Wenn Ängste da sind, teilen wir sie offen und direkt, und achten wir dabei auch darauf, was wir an unterstützenden Kräften und Energien anbieten können. Bleiben wir im „Augenkontakt“, lenken wir also unsere innere Aufmerksamkeit auf unseren Gesprächspartner, sei es ein Teil unseres Gehirns oder die Leber. Je entspannter wir dabei sein können, desto leichter wird uns dieser Kontakt fallen und desto mehr Früchte kann er bringen.

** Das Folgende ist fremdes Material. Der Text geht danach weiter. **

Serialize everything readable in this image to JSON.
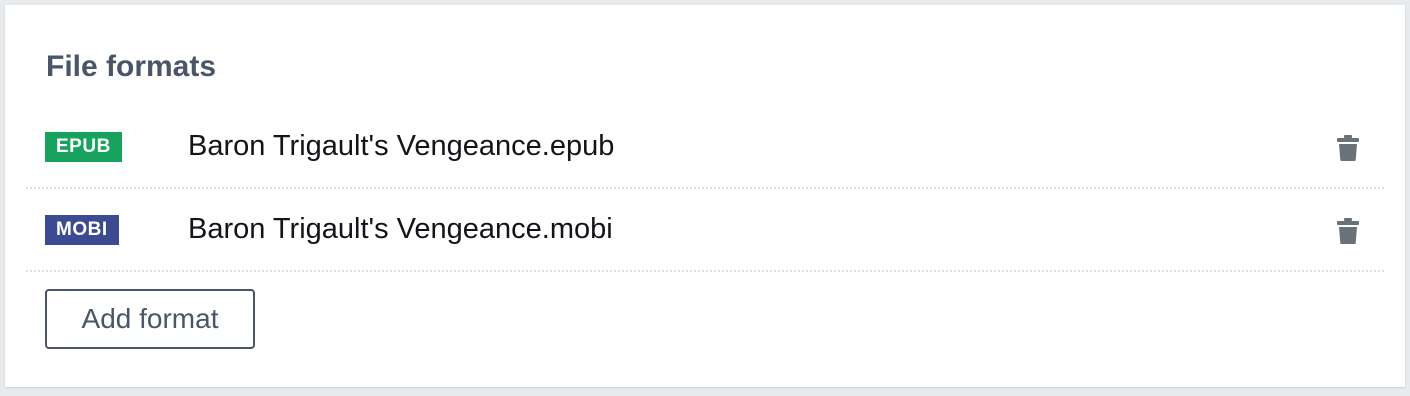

Freundschaft mit uns selber schließen – mit unserem Körper und all seinen Zellen und Zellverbänden, mit unserem Gefühlsleben und unseren Gedanken – das ist doch ein lohnendes Unternehmen. Schließlich sind wir selber das Wesen, mit dem wir die meiste Zeit verbracht haben und verbringen, und je besser wir uns da verstehen, desto wohler fühlen wir uns. Wenn die innere Kommunikation stimmt, sind wir auch leichter für andere Menschen offen und präsent.

Freundschaft muss gepflegt werden, kümmern wir uns jetzt darum!